Formal fällt auf, daß hier mit groben Farbrastern gearbeitet wird. Ich tippe darauf, daß dahinter der Williams Verlag steckt. Ab der nächsten Produktion der Marvel-Serien wird Glanzpapier eingeführt; man war offenbar zu der Erkenntnis gelangt, daß die Hefte am Kiosk deshalb zum Ladenhüter werden, weil das Papier grauer und schlechter ist als bei den übrigen damals erhältlichen Comics. Die Raster sehen störend aus, nehmen teilweise den feinen Tuschezeichnungen von Gil Kane und Frank Giacoia ihre Wirkung. In der # 101 werden die Raster erträglicher. Seltsam nur: Die Zweitserie „Thor“ weist in # 100 keine Farbraster auf, in # 101 werden sie ebenfalls zurückhaltend eingesetzt.

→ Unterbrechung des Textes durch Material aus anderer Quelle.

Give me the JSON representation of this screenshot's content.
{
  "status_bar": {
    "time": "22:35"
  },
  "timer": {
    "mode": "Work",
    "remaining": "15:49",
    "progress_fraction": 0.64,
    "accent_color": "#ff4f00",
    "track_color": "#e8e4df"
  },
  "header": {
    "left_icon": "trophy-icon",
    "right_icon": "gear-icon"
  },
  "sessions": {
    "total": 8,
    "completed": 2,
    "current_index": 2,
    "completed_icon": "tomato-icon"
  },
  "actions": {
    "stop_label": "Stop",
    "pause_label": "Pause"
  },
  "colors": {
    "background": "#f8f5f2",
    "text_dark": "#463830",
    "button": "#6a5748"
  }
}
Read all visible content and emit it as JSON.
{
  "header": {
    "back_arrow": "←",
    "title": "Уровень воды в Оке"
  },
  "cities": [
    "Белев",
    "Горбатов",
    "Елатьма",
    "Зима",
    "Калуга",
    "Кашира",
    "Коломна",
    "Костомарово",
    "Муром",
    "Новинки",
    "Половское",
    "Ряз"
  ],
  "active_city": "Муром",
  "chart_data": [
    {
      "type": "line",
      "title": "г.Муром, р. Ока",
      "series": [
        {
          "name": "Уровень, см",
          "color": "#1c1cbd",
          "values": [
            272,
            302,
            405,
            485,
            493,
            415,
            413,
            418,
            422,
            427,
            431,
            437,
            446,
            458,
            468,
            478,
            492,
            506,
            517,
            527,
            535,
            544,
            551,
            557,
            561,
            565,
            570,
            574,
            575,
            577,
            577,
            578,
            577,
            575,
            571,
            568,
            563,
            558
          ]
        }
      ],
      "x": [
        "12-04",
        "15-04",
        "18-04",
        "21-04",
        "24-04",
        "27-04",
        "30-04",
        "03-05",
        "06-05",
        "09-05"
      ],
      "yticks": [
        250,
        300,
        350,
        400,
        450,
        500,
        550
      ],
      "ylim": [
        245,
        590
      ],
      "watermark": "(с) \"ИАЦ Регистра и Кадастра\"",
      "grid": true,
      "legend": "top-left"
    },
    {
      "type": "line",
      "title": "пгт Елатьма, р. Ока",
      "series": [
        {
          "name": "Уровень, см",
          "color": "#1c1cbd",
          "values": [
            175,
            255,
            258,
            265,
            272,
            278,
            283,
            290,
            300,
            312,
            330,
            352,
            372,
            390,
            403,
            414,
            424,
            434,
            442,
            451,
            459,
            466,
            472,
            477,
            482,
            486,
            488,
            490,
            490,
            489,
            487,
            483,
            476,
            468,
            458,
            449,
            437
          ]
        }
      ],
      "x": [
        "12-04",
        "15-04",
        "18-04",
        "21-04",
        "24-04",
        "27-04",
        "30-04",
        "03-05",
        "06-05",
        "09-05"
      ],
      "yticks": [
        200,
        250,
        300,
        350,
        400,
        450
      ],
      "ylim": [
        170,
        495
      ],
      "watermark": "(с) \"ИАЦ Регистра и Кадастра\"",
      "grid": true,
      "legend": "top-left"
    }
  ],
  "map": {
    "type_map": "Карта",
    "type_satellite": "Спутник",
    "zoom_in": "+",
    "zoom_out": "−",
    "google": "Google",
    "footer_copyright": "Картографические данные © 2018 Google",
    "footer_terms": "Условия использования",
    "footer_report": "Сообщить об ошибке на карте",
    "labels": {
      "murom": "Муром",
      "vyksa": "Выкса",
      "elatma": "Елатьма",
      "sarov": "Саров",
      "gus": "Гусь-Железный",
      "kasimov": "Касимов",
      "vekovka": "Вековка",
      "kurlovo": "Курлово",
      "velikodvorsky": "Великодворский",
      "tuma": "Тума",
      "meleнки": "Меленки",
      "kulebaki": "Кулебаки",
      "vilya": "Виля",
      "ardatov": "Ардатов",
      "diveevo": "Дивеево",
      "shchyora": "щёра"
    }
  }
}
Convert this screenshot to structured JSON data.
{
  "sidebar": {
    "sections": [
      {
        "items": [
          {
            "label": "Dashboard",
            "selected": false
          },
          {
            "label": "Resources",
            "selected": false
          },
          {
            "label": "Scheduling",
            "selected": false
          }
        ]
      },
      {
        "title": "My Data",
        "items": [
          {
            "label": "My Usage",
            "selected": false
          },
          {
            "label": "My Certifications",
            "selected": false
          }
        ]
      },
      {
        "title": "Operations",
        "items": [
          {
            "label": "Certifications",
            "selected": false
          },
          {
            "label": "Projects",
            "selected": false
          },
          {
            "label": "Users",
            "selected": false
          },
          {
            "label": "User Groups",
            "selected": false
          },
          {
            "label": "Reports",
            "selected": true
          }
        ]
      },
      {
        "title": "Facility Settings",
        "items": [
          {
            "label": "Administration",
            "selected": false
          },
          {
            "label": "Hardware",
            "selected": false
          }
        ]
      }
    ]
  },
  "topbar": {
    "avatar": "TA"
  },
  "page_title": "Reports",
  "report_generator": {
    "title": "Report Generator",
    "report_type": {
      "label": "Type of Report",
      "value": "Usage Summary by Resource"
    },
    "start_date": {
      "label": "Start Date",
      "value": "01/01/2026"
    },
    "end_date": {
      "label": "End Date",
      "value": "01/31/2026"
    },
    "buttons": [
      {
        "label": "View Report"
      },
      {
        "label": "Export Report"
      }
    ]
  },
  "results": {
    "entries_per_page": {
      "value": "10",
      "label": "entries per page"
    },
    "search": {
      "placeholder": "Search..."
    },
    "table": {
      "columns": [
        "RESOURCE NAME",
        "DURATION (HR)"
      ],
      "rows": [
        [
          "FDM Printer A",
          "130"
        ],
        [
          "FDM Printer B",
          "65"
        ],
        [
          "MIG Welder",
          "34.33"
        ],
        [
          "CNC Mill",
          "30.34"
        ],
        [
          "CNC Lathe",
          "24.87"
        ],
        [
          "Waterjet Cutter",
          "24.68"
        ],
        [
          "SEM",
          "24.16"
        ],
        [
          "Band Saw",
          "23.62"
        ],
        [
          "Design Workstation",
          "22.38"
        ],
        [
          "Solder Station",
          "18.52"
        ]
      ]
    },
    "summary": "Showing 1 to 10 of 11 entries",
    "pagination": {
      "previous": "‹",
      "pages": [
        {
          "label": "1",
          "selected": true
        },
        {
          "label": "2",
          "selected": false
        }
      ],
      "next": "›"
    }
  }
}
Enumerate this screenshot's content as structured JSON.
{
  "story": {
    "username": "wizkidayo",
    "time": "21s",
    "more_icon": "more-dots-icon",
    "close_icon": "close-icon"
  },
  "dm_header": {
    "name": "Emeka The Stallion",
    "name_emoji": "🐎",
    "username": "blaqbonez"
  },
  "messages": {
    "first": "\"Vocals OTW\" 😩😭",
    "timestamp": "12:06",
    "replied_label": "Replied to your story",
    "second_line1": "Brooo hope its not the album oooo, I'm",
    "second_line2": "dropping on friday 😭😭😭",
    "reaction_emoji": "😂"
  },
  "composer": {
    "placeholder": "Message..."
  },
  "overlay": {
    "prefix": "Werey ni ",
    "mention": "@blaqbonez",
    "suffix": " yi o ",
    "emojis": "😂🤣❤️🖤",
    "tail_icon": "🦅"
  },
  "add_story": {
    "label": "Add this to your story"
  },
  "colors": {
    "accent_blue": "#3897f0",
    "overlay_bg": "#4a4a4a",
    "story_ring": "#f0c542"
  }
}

Peter und Gwen haben sich wieder; Peter deutet sogar an, daß er sie heiraten möchte. Als nächstes stattet er dem Daily Bugle einen Besuch ab. Von seinem Job bei Norman Osborn (dem Grünen Kobold) will er lieber die Finger lassen. Er kommt gerade richtig: Jonah Jameson sucht gerade einen Fotografen, der ihm Bilder von Knastunruhen liefert, die gerade im Gange sind. Peter nutzt die Gelegenheit, mehr Geld auszuhandeln; er wird als Aushilfsfotograf eingestellt. Dann bricht er als Spinne zum Stadtgefängnis auf. Zunächst quetscht sie einen Wachposten aus, um sich ein Bild von der Lage zu machen. Hinter dem Aufstand stecken die schlechten Haftbedingungen; ein Häftling namens Turpo will damit etwas dagegen unternehmen. Es stellt sich aber sehr schnell heraus, daß Turpo nur das Durcheinander für seine persönliche Flucht nutzen will. Die anderen Sträflinge kommen soeben im Büro des Gefängnisdirektors auch dahinter. Die Spinne mischt die Knastis im Nullkommanix auf. Der Direktor verspricht, sich für Straffreiheit für diejenigen einzusetzen, die die Waffen niederlegen und in ihre Zellen zurückkehren. Außerdem will er sich mit den Beschwerden der Häftlinge befassen. Die Revolte wird abgeblasen. Wir sind auf Seite 12.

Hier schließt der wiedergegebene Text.